Le président russe Vladimir Poutine, très attendu à Milan où il doit participer à un sommet Asie-Europe, a jeté un froid avant même son arrivée en menaçant les Européens, déjà transis par la débâcle boursière, de couper le robinet du gaz cet hiver.

Les dirigeants de l'Union européenne, rassemblés jeudi à Milan avec leurs homologues asiatiques, n'en espèrent pas moins des avancées sur l'Ukraine à l'occasion d'une rencontre entre les présidents russe et ukrainien vendredi matin, en marge du 10e sommet de l'Asem.

Ce forum entre l'Europe et l'Asie rassemble quelque 50 pays autour de la coopération économique et des échanges commerciaux. Mais cette année, le climat est loin d'être serein.

Les bourses européennes se sont effondrées jeudi, minées par les craintes liées à la Grèce et au marasme persistant de la zone euro. La Bourse de Milan a perdu jusqu'à près de 4% dans la matinée, avant de clôturer en baisse de 1,21%.

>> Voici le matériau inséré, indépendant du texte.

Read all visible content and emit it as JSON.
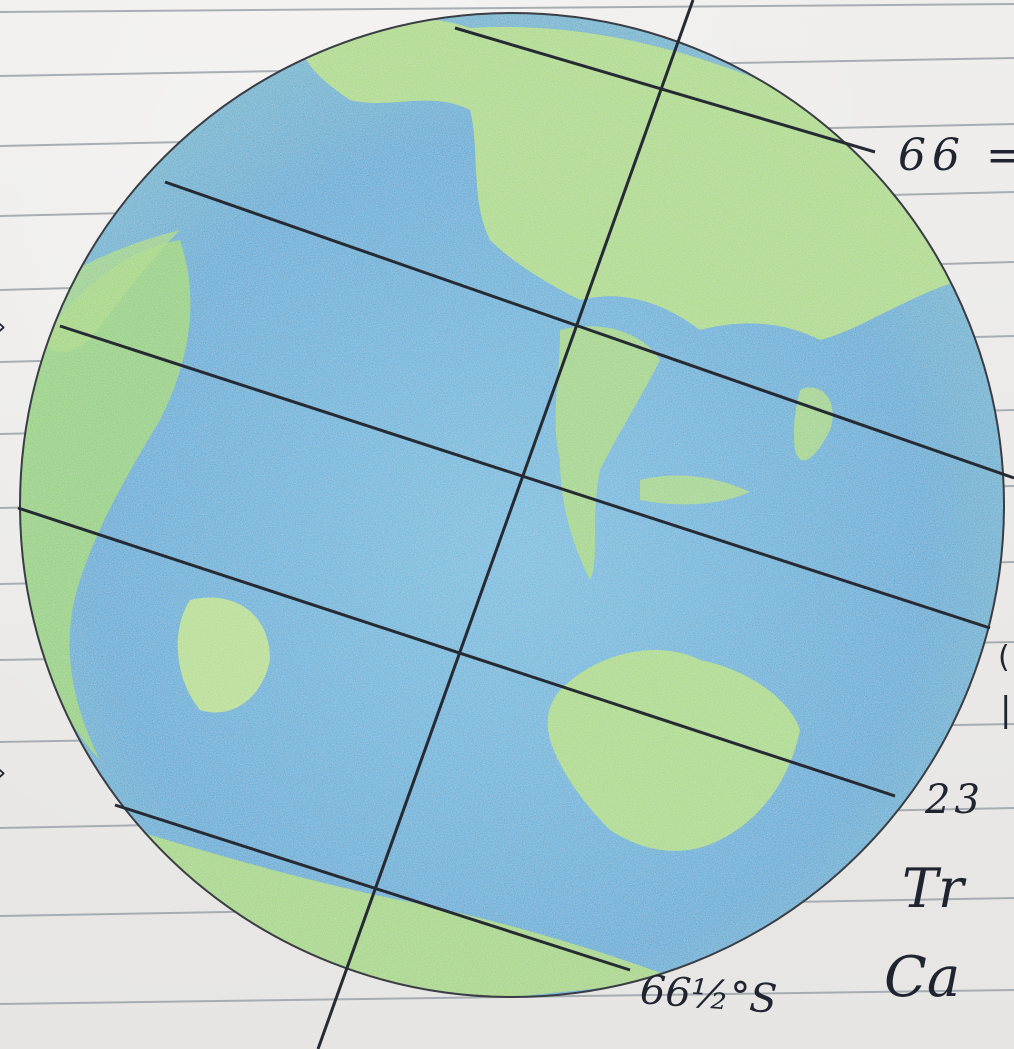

Le président François Hollande a mis cette nouvelle crise boursière en Europe sur le compte de la «stagnation en Europe» et des «incertitudes internationales». «D'où mon combat» pour renforcer la croissance et assurer les conditions de son retour, a-t-il expliqué.

Il faut davantage «investir sur la croissance et moins sur l'austérité», lui a fait écho le chef du gouvernement italien Matteo Renzi.

Mais en marge du sommet, c'est surtout la venue du président russe à Milan et les rencontres qu'il doit y faire qui attirent tous les regards, alors que les combats continuent à faire rage dans l'Est de l'Ukraine en dépit d'un cessez-le-feu conclu en septembre.

«Grands risques»

Vladimir Poutine devait avoir un entretien bilatéral avec la chancelière allemande Angela Merkel dès jeudi soir. Mais, selon une source gouvernementale allemande, ce rendez-vous pourrait être reporté compte tenu de l'arrivée tardive du président russe à Milan, en provenance de Belgrade.

La Russie veut évoquer à cette occasion l'Ukraine mais aussi la question de «l'approvisionnement sans interruption du gaz en Europe avant l'automne et l'hiver», a déclaré Iouri Iouchakov, conseiller du président russe.

Et sur ce point, le maître du Kremlin a refroidi l'atmosphère en avertissant depuis Belgrade que cet approvisionnement était loin d'être garanti. De «grands risques» de perturbations des livraisons de gaz cet hiver sont à craindre, faute d'accord dans le conflit gazier entre la Russie et l'Ukraine, a-t-il prévenu.

Les Européens espèrent régler ce problème mardi à Bruxelles, lors de négociations avec les Russes et les Ukrainiens.

Vladimir Poutine doit également s'entretenir avec son homologue ukrainien Petro Porochenko vendredi matin à la préfecture de Milan.

«C'est à la Russie de fournir la contribution décisive pour une désescalade» de la situation en Ukraine, a prévenu jeudi Mme Merkel.

Cette rencontre entre les présidents russe et ukrainien, qui ne se sont pas vus depuis fin août à Minsk, aura lieu en présence de plusieurs dirigeants européens dont Mme Merkel, M. Hollande, le premier ministre britannique David Cameron, le chef du gouvernement italien et les dirigeants de l'Union européenne Juan Manuel Barroso et Herman Van Rompuy.

La Russie veut y discuter des «raisons et des origines du conflit» en Ukraine et des «perspectives de processus de paix», a indiqué le conseiller de M. Poutine.

Outre l'Ukraine, d'autres sujets sont susceptibles de créer des frictions entre les Européens et certains pays asiatiques.

Le Japon, l'un des rares pays asiatiques à avoir décidé des sanctions contre la Russie, connaît toujours de fortes tensions avec la Chine, qui reste un des grands alliés de la Russie.

Les pays de l'Association des nations du sud-est asiatique (Asean) ont en revanche plusieurs conflits territoriaux avec la Chine qui empoisonnent leurs relations depuis des années.

La Thaïlande, membre de l'Asean, va profiter de ce sommet pour faire sa rentrée sur la scène internationale depuis le coup d'État militaire de Prayut Chan-O-Cha, le chef de la junte militaire thaïlandaise, le 22 mai dernier.

Cette première visite officielle en Occident depuis son coup d'État a provoqué la colère de plusieurs centaines de manifestants, qui se sont rassemblés jeudi dans le centre de Milan pour dénoncer sa présence.